Madame la présidente de la commission des affaires économiques, monsieur le rapporteur, je vous remercie pour votre patience et pour la prise en compte de nos craintes.

J’ai également une pensée pour Daniel Gremillet, qui s’est montré d’excellent conseil. Je suis électricien en cardiologie, mais pas dans le domaine du nucléaire, et encore moins dans celui du charbon ! (Sourires.) Son expérience sur ce dossier s’est révélée très instructive.

Je remercie enfin M. le ministre, ainsi que l’ensemble de ses collaborateurs qui ont contribué, y compris durant le week-end, à lever nombre de blocages.

Je suis certain que notre assemblée votera en faveur de cette proposition de loi. Aujourd’hui encore, le Sénat a rempli sa mission ! (Applaudissements sur les travées du groupe Les Républicains et sur des travées du groupe UC. – Mme Corinne Bourcier applaudit également.)

Mme la présidente. La parole est à Mme Christine Herzog, pour explication de vote.

Mme Christine Herzog. C’est dans ces moments-là que l’on est fier d’être sénateur !

Je remercie l’ensemble de mes collègues, notamment M. le rapporteur Patrick Chauvet. Cela n’a pas toujours été simple : nous allons enfin pouvoir dormir ! (Sourires.)

Au nom des salariés, qui nous ont suivis tout au long de l’examen de ce texte, je remercie aussi le Gouvernement de son soutien. Nous allons pouvoir passer à autre chose. J’espère que la centrale Émile-Huchet aura encore de belles années devant elle !

Le Sénat montre aujourd’hui le très bon exemple. (Applaudissements sur les travées du groupe UC. – Mme Corinne Bourcier applaudit également.)

Mme la présidente. La parole est à Mme la présidente de la commission.

Mme Dominique Estrosi Sassone, présidente de la commission des affaires économiques. Mes chers collègues, je tiens à m’associer à l’ensemble des propos qui viennent d’être tenus.

Permettez-moi de remercier au premier chef le rapporteur de la commission des affaires économiques, Patrick Chauvet. (Applaudissements sur les travées du groupe UC et sur des travées du groupe Les Républicains.) Ses interventions vous l’auront prouvé : depuis que la commission l’a nommé rapporteur de cette proposition de loi, dont nous ne pensions pas qu’elle susciterait autant de débats – mais je suis satisfaite que ceux-ci se terminent favorablement –, c’est la seule volonté de conforter autant que possible le socle juridique de ce texte qui l’a animée. Et cela, nous en avons été témoins du début des auditions jusqu’à la présentation du rapport en commission et ses prises de parole en séance aujourd’hui. Cher Patrick, je vous remercie du fond du cœur !

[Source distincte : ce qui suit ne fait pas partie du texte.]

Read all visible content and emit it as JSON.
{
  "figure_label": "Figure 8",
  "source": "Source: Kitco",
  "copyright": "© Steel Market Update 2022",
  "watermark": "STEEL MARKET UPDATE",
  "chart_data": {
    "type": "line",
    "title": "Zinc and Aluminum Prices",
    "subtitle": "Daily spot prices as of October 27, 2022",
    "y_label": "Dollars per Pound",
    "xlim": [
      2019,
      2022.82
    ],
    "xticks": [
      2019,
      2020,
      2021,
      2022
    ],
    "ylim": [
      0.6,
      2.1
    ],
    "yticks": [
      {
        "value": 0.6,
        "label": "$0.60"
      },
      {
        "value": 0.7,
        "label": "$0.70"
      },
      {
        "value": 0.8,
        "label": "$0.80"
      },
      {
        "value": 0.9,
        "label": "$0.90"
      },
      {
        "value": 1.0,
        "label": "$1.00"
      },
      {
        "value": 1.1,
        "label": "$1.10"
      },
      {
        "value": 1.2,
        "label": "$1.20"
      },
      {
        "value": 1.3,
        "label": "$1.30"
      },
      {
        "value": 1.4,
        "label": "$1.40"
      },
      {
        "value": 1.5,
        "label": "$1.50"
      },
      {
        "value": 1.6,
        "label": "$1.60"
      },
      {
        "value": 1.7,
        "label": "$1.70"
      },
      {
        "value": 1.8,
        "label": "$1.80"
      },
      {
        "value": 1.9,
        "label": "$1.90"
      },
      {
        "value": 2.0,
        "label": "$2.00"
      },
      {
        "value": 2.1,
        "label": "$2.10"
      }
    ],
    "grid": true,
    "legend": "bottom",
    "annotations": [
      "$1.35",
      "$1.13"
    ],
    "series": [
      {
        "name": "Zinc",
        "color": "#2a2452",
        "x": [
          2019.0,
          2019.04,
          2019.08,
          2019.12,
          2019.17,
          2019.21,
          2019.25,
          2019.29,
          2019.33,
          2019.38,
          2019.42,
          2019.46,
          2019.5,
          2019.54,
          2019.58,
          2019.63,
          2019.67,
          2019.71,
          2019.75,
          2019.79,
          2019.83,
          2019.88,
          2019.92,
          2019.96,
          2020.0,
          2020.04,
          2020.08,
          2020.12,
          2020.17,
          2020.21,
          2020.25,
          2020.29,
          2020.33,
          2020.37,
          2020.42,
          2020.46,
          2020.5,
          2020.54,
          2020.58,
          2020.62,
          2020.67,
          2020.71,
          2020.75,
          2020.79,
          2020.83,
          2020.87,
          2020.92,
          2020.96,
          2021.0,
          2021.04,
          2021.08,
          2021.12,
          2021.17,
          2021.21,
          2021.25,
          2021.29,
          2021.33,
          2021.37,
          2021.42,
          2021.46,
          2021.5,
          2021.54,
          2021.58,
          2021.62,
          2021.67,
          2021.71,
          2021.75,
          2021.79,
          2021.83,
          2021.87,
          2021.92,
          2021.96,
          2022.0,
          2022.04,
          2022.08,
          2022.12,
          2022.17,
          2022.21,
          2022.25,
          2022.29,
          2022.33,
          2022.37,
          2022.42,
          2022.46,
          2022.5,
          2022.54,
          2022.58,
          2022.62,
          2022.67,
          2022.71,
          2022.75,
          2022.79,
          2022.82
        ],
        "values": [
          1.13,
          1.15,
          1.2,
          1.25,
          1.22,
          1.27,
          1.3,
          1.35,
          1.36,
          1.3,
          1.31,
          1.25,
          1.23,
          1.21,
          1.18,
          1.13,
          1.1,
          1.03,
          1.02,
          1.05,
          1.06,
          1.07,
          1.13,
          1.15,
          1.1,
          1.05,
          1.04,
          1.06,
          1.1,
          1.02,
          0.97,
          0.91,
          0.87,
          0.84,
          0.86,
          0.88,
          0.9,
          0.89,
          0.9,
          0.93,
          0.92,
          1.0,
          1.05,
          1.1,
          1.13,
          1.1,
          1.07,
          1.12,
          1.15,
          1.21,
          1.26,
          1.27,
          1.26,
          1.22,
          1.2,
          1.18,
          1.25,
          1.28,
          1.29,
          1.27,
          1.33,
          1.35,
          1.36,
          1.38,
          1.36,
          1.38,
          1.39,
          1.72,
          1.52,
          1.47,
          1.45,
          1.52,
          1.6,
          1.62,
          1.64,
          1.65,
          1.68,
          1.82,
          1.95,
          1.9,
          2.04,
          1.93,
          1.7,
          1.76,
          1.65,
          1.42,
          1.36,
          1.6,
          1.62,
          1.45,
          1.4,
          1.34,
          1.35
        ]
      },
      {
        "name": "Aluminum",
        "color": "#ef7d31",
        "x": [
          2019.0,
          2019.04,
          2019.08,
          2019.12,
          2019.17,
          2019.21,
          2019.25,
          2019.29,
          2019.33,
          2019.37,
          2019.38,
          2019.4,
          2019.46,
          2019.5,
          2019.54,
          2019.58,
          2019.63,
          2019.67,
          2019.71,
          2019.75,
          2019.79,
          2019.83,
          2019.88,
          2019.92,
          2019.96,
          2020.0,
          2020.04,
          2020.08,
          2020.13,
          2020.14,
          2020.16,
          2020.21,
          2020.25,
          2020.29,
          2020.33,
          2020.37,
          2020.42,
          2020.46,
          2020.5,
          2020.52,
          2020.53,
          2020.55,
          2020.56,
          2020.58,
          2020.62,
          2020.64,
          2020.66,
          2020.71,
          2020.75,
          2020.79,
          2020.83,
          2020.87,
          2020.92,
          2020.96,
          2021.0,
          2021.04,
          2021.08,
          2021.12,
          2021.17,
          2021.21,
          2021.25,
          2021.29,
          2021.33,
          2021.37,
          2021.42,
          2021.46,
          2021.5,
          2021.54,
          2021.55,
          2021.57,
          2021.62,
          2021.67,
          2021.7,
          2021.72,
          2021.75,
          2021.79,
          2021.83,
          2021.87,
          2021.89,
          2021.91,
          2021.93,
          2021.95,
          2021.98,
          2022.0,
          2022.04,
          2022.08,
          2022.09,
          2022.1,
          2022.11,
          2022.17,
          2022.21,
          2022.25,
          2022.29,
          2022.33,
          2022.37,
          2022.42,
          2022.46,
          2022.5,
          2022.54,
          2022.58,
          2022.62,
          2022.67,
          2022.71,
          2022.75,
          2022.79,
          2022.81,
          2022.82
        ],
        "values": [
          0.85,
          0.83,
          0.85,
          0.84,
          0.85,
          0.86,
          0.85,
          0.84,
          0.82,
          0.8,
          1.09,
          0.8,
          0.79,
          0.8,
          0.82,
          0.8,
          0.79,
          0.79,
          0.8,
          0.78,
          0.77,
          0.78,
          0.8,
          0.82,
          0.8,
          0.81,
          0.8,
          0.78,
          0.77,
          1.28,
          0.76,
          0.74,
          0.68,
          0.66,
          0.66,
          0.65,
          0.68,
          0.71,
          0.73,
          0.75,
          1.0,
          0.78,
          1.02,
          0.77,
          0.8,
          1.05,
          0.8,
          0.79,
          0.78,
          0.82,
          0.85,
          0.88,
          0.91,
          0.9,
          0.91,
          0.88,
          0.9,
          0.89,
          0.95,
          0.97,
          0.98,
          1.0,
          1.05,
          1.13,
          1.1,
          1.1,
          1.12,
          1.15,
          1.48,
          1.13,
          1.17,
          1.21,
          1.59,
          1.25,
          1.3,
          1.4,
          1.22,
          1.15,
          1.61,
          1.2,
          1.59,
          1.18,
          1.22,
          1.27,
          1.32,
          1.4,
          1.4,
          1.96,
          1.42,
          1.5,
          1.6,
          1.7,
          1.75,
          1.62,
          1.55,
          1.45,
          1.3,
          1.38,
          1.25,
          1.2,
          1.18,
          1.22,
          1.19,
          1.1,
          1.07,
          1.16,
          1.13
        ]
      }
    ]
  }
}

J’adresse également tous mes remerciements aux services de la commission des affaires économiques, qui n’ont pas ménagé leurs efforts pour trouver une issue à cette proposition de loi susceptible de satisfaire tout le monde. Nous avons pleine confiance dans la qualité d’un tel travail, que nous mettons à profit à l’occasion de l’examen de chaque texte de loi.

Je n’oublie pas non plus Daniel Gremillet, que je remercie pour son expertise, unanimement reconnue.

Monsieur le président de la commission de l’aménagement du territoire, cher Jean-François Longeot, madame la rapporteure pour avis, si le chemin a été quelque peu sinueux, le résultat est là.

Monsieur le ministre, j’espère que les avancées auxquelles nous avons contribué cet après-midi seront fiables sur le plan juridique. Elles devraient permettre à cette proposition de loi, qui sera examinée par l’Assemblée nationale le 7 avril prochain, de trouver une issue favorable, le terme de ce parcours devant correspondre, en dernier recours, au texte élaboré par une éventuelle commission mixte paritaire. C’est ainsi que nous faciliterons la conversion de la centrale à charbon de Saint-Avold.

J’ai aussi une pensée pour tous nos collègues mosellans. Nous avons été, me semble-t-il, à leur écoute. Chacun a accepté de faire un pas vers l’autre, et le vote de ce texte marque aujourd’hui la conclusion de tout ce travail.

Je me tourne enfin vers nos collègues de Loire-Atlantique, en particulier Philippe Grosvalet et Ronan Dantec, avec lequel nous sommes en partie tombés d’accord aujourd’hui ! Tout arrive, mon cher collègue ! (Sourires.)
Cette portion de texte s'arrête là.